Sunday, March 20, 2016
As America’s leading pro-Israel group prepares to hear from nearly all the presidential candidates, most eyes in the audience of thousands will be on GOP front-runner Donald Trump.
He’s the wild card whose previous comments about Israel have created some anxiety among many who will attend the American Israel Public Affairs Committee policy conference this week in Washington.
Expect Republicans Ted Cruz and John Kasich to espouse standard conservative fare. Democrat Hillary Clinton probably will stick to well-known positions. Rival Bernie Sanders — trying to become first Jewish candidate to win a major party’s presidential nomination — is skipping the event.
Much like the American electorate at large, the pro-Israel community in the United States is anything but monolithic, and this year’s conference appears set to highlight those different constituencies, including socially liberal Democratic Jews, establishment Republican Jews and conservative evangelical Christians.
In a broad sense, all the candidates confirmed to speak on Monday fall into one of those categories. Except Trump — and therein lies the angst.

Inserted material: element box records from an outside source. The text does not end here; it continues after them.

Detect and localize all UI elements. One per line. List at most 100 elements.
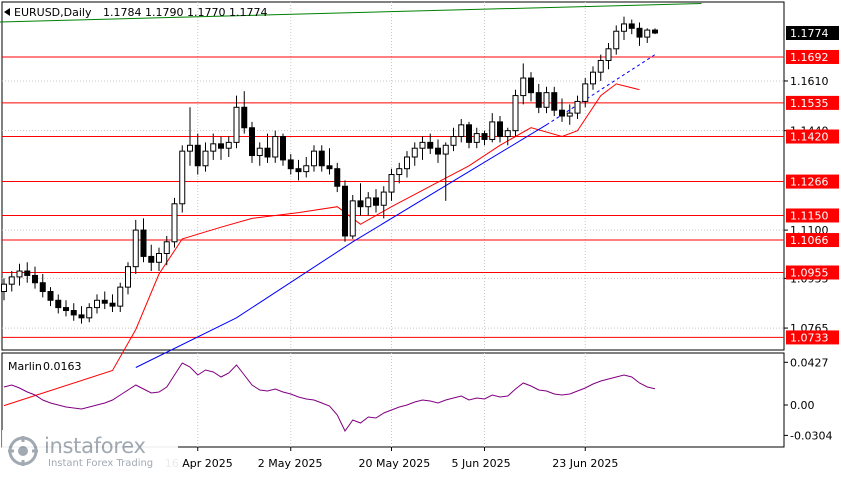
candle-body bbox=[264, 147, 271, 158]
watermark-tagline: Instant Forex Trading bbox=[48, 458, 154, 469]
candle bbox=[380, 186, 387, 219]
candle bbox=[566, 104, 573, 125]
candle-body bbox=[148, 255, 155, 263]
date-label: 20 May 2025 bbox=[359, 457, 431, 470]
candle-body bbox=[101, 299, 108, 304]
candle-body bbox=[109, 302, 116, 307]
candle-body bbox=[628, 23, 635, 29]
level-label-box bbox=[786, 129, 839, 144]
candle bbox=[435, 139, 441, 163]
candle bbox=[47, 287, 54, 307]
level-label-box bbox=[786, 174, 839, 189]
candle-body bbox=[70, 310, 77, 316]
low-value: 1.1770 bbox=[187, 6, 226, 19]
candle-body bbox=[311, 150, 317, 167]
high-value: 1.1790 bbox=[145, 6, 184, 19]
candle bbox=[605, 42, 612, 70]
candle-body bbox=[636, 27, 643, 38]
candle bbox=[481, 130, 488, 146]
candle-body bbox=[590, 71, 596, 85]
level-label-box bbox=[786, 49, 839, 64]
candle-body bbox=[140, 229, 147, 257]
candle bbox=[597, 54, 604, 81]
candle-body bbox=[435, 147, 441, 155]
candle-body bbox=[272, 136, 279, 158]
candle bbox=[163, 235, 170, 266]
candle-body bbox=[342, 185, 348, 237]
candle bbox=[636, 22, 643, 46]
candle bbox=[272, 130, 279, 163]
candle bbox=[171, 197, 178, 248]
candle-body bbox=[16, 270, 23, 278]
level-label: 1.1692 bbox=[790, 51, 829, 64]
candle-body bbox=[566, 112, 573, 117]
candle bbox=[388, 168, 395, 201]
candle bbox=[256, 142, 263, 166]
candle bbox=[543, 86, 550, 114]
candle bbox=[125, 262, 131, 295]
candle-body bbox=[450, 136, 457, 146]
level-label: 1.0955 bbox=[790, 267, 829, 280]
candle bbox=[311, 145, 317, 172]
indicator-tick-label: -0.0304 bbox=[790, 429, 832, 442]
axis-labels: 1.16101.14401.11001.09351.07651.16921.15… bbox=[784, 25, 839, 442]
candle bbox=[574, 95, 581, 119]
grid bbox=[2, 2, 784, 447]
candle bbox=[342, 180, 348, 242]
candle bbox=[613, 25, 620, 55]
candle bbox=[1, 278, 7, 301]
candle bbox=[582, 78, 589, 108]
candle bbox=[528, 72, 534, 102]
candle-body bbox=[652, 29, 658, 34]
candle-body bbox=[194, 144, 201, 167]
close-value: 1.1774 bbox=[229, 6, 268, 19]
candle-body bbox=[318, 150, 325, 167]
candle-body bbox=[225, 141, 232, 149]
candle bbox=[396, 162, 403, 184]
candle-body bbox=[63, 307, 69, 312]
level-label: 1.1150 bbox=[790, 209, 829, 222]
candle bbox=[202, 142, 209, 172]
watermark-name: instaforex bbox=[44, 434, 146, 458]
candle bbox=[63, 300, 69, 317]
price-tick-label: 1.1610 bbox=[790, 75, 829, 88]
candle bbox=[148, 244, 155, 272]
candle bbox=[473, 127, 480, 149]
candle-body bbox=[349, 200, 356, 237]
candle bbox=[318, 145, 325, 172]
candle bbox=[94, 294, 100, 314]
candle bbox=[373, 189, 379, 213]
date-axis: 16 Apr 2025 2 May 2025 20 May 2025 5 Jun 20… bbox=[165, 447, 618, 470]
collapse-triangle-icon[interactable] bbox=[4, 8, 10, 16]
candle bbox=[194, 133, 201, 175]
level-label: 1.1266 bbox=[790, 176, 829, 189]
indicator-value: 0.0163 bbox=[43, 360, 82, 373]
level-label: 1.1535 bbox=[790, 97, 829, 110]
candle bbox=[140, 218, 147, 263]
candle-body bbox=[605, 48, 612, 61]
candle-body bbox=[504, 130, 511, 138]
level-label: 1.1066 bbox=[790, 234, 829, 247]
instaforex-logo-icon bbox=[8, 436, 38, 466]
candle-body bbox=[210, 143, 217, 152]
date-label: 5 Jun 2025 bbox=[452, 457, 511, 470]
candle bbox=[249, 121, 255, 163]
candle-body bbox=[380, 191, 387, 206]
candle bbox=[295, 159, 302, 181]
candle bbox=[187, 107, 193, 166]
date-label: 23 Jun 2025 bbox=[552, 457, 618, 470]
candle-body bbox=[543, 92, 550, 108]
candle bbox=[39, 273, 46, 298]
candle-body bbox=[388, 174, 395, 193]
candle-body bbox=[156, 252, 162, 263]
candle bbox=[365, 192, 372, 216]
candle-body bbox=[233, 106, 240, 143]
candle bbox=[218, 136, 224, 160]
candle-body bbox=[613, 30, 620, 50]
indicator-line bbox=[3, 362, 656, 432]
candle-body bbox=[55, 299, 62, 309]
candle bbox=[101, 291, 108, 310]
candle-body bbox=[163, 241, 170, 254]
candle-body bbox=[295, 168, 302, 173]
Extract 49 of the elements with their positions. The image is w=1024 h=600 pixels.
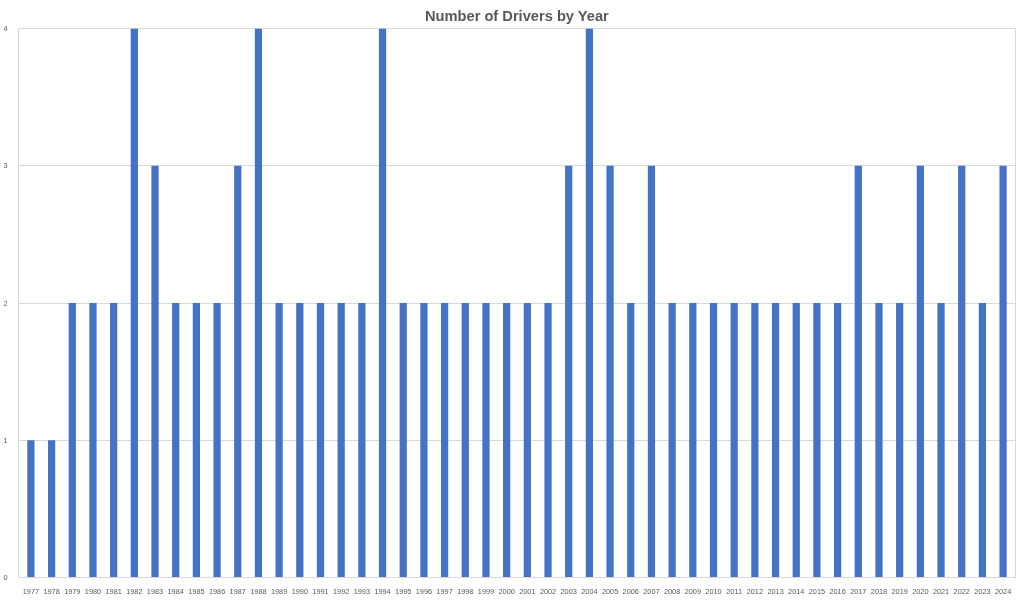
bar: [958, 165, 966, 578]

“Trump has said a lot of things about Israel over the years, most of it favorable but some of it more ambiguous,” said Josh Block, a former AIPAC official who now heads The Israel Project. “This will be an opportunity to address the ambiguity before a serious foreign policy audience.”
AIPAC bills itself as nonpartisan and has never endorsed a candidate. Yet the organization has delved into highly partisan political debates over issues of interest to Israel, most recently and notably the Iran nuclear deal, which it vehemently opposed. In that, it is at odds with ardent deal supporters Clinton and Democrat Bernie Sanders, and to a certain degree, with Kasich, the lone Republican who has not said he would automatically rescind the pact.
Trump and Cruz have promised, if elected, to rip up the agreement.
Beyond that, Cruz has pledged absolute support for Israel, but Trump has been far from clear on how he would approach matters of deep concern to pro-Israel voters.